Milla, however, becomes infatuated with Julie, a clerical worker at her accounting firm and begins to question her sexuality:
“Malcolm and Milla honeymooned in California, driving from town to town filled with girls who looked like cruder versions of Julie. Milla woke Malcolm up for sex every morning. Sex was an acquired taste. Julie had made her acquire lesbianism, and Malcolm would help her un-acquire it. Back in New York where women wore more clothing, it would be even easier.”
Middle daughter Yana, an idealistic teacher whose left-wing politics are the polar opposite of her parents’, falls in love with Pratik Rehman, a Bangladeshi exchange student Osip brought home to tutor Katya, the American born youngest daughter, in math:
“Pratik was like a first-time chess player: all his moves were a surprise to his more experienced opponent, that is, Yana. Sometimes that worked to his favor, sometimes not. He kissed her elbow, stuck his finger in her bellybutton. ‘Wow,’ he said, as she held his hands above his head. Anything she did he took as a sign of her odalisque-like prowess.”
Katya, a drug abuser who drops out of school, appears to have a form of Tourette’s Syndrome in which she uncontrollably starts reciting excerpts of Leonid Brezhnev speeches in the party boss’ deep baritone voice. She finds love with a fellow black sheep, Roman Pitursky, a recent arrival, part-time construction worker, occasional shoplifter, and the ne’er-do-well nephew of family friends, whose drug addicted mother remains in Russia with her abusive boyfriend.

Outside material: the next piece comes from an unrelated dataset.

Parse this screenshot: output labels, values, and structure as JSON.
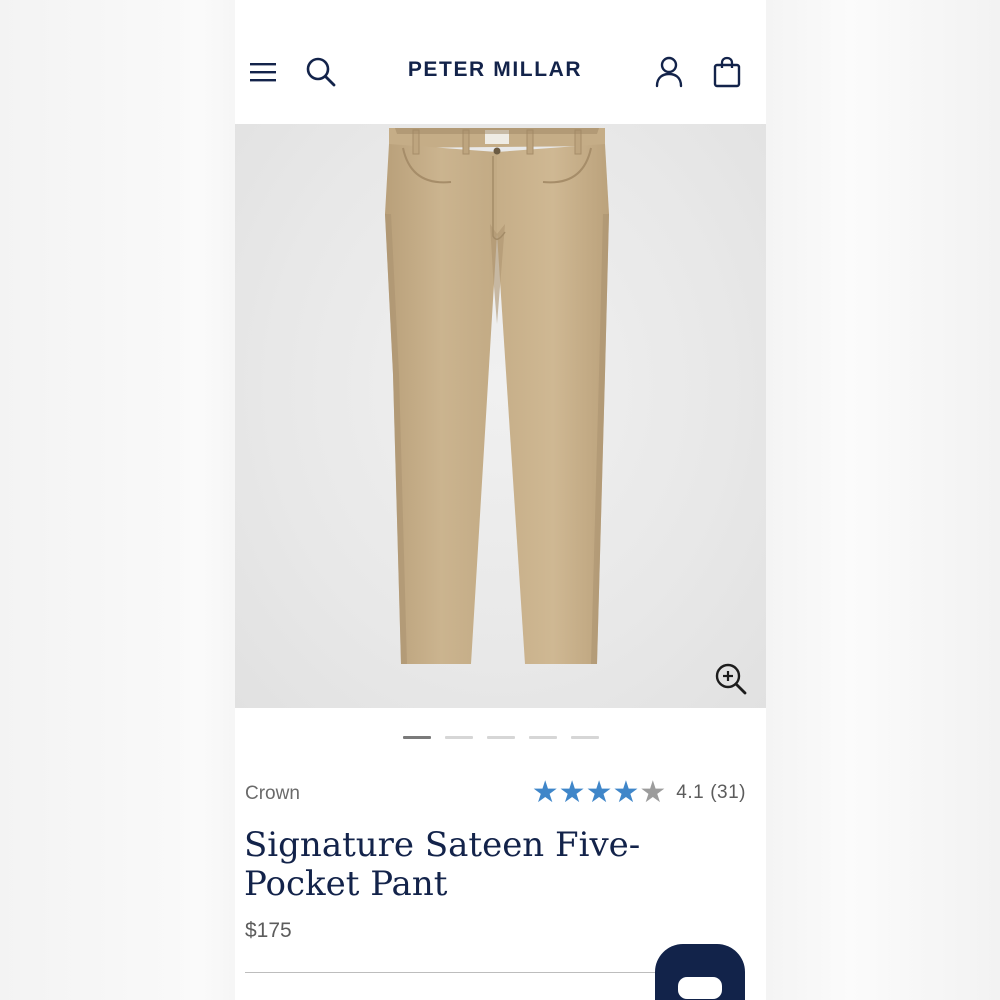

The book’s eight sections each begin with a flow-chart style family tree to which new characters are added as they join the family; in the final section the diagram is followed by the words “The End.” It takes will power to resist skipping ahead and glancing at the diagrams to see who will be paired to whom and which pairings last.

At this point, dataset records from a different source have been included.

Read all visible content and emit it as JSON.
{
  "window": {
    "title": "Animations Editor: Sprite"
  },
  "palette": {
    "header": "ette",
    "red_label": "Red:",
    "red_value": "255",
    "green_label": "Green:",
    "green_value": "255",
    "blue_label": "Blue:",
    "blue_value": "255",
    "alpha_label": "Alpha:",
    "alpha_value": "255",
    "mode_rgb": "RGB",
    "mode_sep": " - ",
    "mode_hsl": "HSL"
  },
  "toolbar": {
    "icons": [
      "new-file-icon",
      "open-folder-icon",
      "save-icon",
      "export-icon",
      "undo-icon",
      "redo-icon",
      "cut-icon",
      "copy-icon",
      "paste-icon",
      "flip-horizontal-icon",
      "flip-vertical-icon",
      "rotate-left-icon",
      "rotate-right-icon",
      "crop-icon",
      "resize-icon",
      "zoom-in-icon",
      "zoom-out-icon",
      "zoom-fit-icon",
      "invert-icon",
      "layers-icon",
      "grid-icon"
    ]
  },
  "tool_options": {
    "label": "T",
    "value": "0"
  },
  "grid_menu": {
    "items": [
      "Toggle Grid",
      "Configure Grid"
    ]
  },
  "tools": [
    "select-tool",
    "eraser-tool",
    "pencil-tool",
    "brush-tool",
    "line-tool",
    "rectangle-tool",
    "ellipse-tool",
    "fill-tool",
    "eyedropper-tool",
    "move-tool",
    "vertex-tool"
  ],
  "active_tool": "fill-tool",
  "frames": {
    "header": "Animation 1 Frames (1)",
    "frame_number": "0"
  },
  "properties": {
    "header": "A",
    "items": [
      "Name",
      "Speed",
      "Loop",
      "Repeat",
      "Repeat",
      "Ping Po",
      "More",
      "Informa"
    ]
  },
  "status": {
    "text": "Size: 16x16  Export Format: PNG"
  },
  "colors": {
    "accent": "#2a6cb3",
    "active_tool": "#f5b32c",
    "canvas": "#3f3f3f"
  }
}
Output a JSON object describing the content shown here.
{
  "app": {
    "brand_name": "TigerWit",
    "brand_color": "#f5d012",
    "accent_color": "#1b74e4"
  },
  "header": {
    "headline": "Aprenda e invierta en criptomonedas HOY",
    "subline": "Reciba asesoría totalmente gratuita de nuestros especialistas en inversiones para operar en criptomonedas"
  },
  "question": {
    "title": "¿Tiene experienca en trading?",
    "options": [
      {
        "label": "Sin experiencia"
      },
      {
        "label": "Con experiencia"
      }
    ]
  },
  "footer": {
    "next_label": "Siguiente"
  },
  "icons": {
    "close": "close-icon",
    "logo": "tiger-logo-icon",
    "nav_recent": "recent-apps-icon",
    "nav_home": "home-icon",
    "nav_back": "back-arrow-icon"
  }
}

The first seven sections are divided into one to four page chapters (perfect for subway reading), each of which bears the name of its central character, starting with Osip’s bachelor brother Lev, who is the book’s narrator; however, because the characters are not developed in depth the novel is more of an ensemble work than a series of character studies.

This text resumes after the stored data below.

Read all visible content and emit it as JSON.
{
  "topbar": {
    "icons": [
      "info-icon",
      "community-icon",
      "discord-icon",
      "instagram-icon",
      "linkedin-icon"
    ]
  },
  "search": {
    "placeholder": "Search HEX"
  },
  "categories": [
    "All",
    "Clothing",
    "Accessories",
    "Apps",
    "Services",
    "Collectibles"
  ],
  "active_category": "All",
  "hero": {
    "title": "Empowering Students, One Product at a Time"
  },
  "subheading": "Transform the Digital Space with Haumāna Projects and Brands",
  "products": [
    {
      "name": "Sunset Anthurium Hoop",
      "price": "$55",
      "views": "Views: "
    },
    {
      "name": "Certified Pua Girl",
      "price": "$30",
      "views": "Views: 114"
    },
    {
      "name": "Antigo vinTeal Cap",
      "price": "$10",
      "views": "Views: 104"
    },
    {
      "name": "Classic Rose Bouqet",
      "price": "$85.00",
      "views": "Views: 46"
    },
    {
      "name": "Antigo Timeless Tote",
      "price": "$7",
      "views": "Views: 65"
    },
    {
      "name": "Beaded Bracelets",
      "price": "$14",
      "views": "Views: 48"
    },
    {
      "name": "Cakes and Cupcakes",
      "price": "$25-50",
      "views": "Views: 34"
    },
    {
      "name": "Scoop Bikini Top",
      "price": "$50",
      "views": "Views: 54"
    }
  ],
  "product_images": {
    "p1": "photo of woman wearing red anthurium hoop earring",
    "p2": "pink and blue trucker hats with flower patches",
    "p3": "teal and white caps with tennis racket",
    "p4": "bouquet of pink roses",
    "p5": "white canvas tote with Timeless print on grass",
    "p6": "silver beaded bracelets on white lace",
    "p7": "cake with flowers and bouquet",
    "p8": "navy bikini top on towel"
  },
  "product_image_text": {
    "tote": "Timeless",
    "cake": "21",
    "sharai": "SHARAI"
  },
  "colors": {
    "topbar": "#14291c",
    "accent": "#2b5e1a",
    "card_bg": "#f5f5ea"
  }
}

Author Kalman packs a lot of narration and dialogue into her short, suspenseful chapters, but some readers may have difficulty adjusting to the discontinuity of jumping from character to character and having to recall at the start of each chapter what that chapter’s character was up to several chapters earlier (however, the brevity of the chapters should mitigate that problem).
Most readers, however, will find no such difficulties, will enjoy the book immensely, and will look forward to its author’s future work. At a Strauss Passover seder, Milla corrects another guest who misquotes the opening line of Tolstoy’s Anna Karenina. The Molochniks are no cookie cutter “happy family,” but putting their unhappiness in perspective it turns out to be what Freud called “ordinary unhappiness,” which is not so bad after all.